POP/ROCK: Neil Young, "Americana" (Reprise)
CD reviews 6/10: Neil Young and Cornershop
By From news services

String together songs such as "Cortez the Killer," "Pocahontas," "Powderfinger" and others from throughout Young's career, and you get a Howard Zinn-like alternative history of New World conquest, an accounting of what has been lost by indigenous people and the environment to violence and greed. With "Americana," Young funnels that worldview through a series of folk standards, some so familiar that they are now thought of as children's songs. But these songs also tell a deeper story about how America was built, and the album lays it out without sugarcoating.
In folk tradition, Young gives the songs new life by boldly reconfiguring and electrifying them with his longtime band Crazy Horse, their first collaboration since 2003. They strip the songs of easy familiarity and create a narrative of how America was shaped and at what cost. The tragedy of "Clementine" is laid bare with ghostly harmonies, thundering tom-tom drums and craggy guitars. "Tom Dula" loses the buoyancy of the Kingston Trio hit version (then known as "Tom Dooley") as Young burrows into the song's brooding, murder-ballad origins.
"Lord, I'm gonna die," Young sings with the exhausted resignation of a miner digging his own grave in "High Flyin' Bird." This tortured lament is answered by the "Wayfarin' Stranger," who quietly longs for death so that he might be released from "this world of woe." It all gets washed away in "Jesus' Chariot" (also known as "She'll Be Comin' Round the Mountain"). The old spiritual rolls like the Apocalyptic tidal wave described in the lyrics, growing in size and power with each verse. Young's performance with Crazy Horse delivers not just might, but something like terror. "Americana" reveals the hard truth inside songs that have been taken for granted. Not anymore.
GREG KOT, CHICAGO TRIBUNE
POP/ROCK: Cornershop, "Urban Turban" (Ample Play)
Since the '90s, Cornershop has made Brit-popping trip-hop ripe with the flavors of traditional Indian music. It's been a tightly knit family affair with singer/ lyricist Tjinder Singh, brother/ bassist Avtar Singh, and pal Ben Ayres (keyboards, tamboura). Things have changed for the Anglo-Indian ensemble, growing smaller in ranks (Tjinder and Ayres remain) yet opening themselves up, beyond their Punjabi whir, to include elements of folk, soul, and electro, as well as welcoming collaborators into their musky mix.

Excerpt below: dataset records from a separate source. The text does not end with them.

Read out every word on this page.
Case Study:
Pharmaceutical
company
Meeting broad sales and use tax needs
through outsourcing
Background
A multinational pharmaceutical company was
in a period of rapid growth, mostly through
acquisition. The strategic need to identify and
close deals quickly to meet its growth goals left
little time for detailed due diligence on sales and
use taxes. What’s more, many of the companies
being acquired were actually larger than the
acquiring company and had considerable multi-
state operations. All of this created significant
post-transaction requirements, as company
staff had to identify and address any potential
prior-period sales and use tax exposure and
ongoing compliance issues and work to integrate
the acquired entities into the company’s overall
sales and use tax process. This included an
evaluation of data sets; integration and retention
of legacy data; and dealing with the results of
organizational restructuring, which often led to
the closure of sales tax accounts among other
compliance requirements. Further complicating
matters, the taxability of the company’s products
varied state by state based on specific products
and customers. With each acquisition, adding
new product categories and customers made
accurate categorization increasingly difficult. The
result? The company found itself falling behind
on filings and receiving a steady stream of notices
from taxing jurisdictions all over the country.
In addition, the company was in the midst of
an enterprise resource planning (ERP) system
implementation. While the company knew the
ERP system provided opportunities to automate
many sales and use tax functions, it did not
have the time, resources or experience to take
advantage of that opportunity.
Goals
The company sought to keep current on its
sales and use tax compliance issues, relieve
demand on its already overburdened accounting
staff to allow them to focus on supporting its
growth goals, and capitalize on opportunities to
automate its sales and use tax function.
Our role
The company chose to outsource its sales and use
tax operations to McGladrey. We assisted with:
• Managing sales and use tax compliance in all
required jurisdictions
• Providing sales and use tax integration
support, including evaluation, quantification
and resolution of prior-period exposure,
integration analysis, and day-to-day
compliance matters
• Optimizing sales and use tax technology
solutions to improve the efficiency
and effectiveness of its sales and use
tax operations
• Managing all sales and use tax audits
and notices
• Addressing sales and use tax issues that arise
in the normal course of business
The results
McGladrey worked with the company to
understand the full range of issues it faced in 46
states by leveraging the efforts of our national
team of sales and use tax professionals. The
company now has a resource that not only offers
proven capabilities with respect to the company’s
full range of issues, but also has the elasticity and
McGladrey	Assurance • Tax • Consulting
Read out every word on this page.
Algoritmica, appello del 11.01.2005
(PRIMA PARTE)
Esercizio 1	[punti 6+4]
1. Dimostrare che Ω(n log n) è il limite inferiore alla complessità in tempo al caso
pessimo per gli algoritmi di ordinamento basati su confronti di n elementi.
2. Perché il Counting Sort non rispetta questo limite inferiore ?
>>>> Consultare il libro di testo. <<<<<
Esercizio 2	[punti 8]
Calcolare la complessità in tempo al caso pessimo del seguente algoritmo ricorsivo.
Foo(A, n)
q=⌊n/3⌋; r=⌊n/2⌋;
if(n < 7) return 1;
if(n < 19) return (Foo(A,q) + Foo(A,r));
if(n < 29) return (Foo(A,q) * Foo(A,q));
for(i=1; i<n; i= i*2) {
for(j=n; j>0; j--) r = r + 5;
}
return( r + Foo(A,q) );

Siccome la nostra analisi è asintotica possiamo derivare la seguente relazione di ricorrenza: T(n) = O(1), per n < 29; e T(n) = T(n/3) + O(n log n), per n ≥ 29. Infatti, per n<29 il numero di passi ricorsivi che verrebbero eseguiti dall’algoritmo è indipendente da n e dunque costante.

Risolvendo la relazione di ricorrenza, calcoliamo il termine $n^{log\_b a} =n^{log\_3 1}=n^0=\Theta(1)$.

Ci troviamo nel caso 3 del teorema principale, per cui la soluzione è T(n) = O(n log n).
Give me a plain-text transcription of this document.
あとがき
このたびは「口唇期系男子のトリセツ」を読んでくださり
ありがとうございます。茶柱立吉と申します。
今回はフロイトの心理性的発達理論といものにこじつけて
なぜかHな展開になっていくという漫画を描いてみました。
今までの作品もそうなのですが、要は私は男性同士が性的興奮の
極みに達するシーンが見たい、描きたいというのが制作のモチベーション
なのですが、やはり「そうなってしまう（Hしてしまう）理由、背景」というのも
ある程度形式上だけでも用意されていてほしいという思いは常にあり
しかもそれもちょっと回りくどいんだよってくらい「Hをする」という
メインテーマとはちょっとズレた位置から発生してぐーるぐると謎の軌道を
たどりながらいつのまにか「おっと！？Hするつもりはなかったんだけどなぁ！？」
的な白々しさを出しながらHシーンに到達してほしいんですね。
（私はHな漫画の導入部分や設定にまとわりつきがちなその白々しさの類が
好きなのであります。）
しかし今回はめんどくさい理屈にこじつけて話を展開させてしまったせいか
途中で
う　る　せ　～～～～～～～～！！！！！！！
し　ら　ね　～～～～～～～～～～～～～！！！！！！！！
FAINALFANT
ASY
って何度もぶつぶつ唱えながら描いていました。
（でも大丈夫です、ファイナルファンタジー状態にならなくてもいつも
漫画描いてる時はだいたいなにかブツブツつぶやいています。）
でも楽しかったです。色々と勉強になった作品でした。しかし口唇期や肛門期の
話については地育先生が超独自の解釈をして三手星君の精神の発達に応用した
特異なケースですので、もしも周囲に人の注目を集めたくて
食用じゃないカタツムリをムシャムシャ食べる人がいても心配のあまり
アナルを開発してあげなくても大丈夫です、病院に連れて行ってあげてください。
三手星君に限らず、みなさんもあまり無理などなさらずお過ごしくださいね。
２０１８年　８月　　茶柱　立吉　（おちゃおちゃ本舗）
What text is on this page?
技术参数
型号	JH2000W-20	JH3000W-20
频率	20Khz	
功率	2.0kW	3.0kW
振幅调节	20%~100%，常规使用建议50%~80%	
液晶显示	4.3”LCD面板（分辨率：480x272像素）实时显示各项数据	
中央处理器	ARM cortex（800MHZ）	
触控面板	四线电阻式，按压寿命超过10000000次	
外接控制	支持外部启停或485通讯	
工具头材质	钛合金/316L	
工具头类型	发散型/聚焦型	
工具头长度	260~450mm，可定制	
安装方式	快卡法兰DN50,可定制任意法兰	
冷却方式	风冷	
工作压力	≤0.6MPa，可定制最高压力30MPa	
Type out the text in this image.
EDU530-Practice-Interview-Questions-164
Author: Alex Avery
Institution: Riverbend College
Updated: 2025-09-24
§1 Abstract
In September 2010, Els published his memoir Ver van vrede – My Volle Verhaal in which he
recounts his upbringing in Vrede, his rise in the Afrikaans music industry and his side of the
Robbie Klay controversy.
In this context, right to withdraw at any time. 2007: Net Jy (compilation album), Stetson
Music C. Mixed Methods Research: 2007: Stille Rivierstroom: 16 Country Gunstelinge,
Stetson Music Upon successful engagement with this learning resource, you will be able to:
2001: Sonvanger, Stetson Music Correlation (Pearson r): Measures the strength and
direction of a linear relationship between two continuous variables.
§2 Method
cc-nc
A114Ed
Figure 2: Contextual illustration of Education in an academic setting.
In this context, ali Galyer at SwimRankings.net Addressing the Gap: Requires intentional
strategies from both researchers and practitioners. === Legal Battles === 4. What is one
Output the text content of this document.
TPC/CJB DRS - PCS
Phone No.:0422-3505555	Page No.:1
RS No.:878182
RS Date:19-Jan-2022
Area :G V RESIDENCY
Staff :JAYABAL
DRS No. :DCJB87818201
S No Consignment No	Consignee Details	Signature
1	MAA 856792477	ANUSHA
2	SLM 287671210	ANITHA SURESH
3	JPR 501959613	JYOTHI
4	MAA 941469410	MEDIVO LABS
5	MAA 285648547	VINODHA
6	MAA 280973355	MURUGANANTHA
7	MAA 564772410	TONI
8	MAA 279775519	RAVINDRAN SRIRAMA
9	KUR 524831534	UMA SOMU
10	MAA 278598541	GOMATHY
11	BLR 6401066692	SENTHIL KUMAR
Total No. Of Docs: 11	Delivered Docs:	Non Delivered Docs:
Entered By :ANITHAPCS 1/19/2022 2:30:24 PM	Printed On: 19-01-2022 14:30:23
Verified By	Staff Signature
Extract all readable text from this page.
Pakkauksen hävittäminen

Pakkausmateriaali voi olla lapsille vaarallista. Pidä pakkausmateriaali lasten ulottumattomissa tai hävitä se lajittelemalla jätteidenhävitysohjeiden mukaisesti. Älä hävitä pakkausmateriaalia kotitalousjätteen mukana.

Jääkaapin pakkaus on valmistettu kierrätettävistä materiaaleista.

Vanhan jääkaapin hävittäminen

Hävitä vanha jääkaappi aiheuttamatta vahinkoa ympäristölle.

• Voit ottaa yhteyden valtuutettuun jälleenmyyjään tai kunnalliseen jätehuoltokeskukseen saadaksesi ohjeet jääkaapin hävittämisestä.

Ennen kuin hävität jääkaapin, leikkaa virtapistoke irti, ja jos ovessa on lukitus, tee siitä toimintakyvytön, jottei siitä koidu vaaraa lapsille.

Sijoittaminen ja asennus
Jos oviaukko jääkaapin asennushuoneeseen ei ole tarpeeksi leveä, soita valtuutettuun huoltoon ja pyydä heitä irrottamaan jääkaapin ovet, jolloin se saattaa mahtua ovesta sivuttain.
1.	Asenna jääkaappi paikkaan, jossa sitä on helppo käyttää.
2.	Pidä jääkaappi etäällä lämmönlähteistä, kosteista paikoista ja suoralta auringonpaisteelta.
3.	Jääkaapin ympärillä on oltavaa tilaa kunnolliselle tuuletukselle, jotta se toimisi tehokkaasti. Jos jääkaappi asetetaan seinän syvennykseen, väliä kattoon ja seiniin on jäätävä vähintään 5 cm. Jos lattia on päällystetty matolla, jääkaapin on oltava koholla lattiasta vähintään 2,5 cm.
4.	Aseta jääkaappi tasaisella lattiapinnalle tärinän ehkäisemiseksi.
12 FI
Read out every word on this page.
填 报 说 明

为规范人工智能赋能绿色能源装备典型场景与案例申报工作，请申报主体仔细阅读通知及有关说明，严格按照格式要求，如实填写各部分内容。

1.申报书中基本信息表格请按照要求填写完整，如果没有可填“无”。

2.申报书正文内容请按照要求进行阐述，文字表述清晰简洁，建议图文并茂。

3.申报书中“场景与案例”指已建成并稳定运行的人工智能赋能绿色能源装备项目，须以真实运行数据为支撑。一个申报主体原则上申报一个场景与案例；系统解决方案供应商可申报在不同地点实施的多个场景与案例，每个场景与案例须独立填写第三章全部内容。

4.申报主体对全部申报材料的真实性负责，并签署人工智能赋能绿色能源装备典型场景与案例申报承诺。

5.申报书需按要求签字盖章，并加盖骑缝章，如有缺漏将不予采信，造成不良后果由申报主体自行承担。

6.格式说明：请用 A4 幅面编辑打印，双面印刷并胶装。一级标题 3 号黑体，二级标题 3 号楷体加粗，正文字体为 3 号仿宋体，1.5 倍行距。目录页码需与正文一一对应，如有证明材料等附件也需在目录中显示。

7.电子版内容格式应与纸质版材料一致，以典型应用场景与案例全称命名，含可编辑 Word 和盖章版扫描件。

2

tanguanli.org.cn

While their 2011 album found them working with singer Bubbley Kaur, their new album expands to include outside vocalists and duet partners. SoKo contributes on the metronomic, Lou Reed-like skronk of "Something Makes You Feel Like" and French chanteuse Izzy Lindqwister is featured on the sturdily sweaty funk of "Who's Gonna Lite It Up?" But it's the sunshiny, school-choir-backed "What Did the Hippie Have in His Bag," starring Singh alone, that makes "Urban Turban" a truly torrid treat.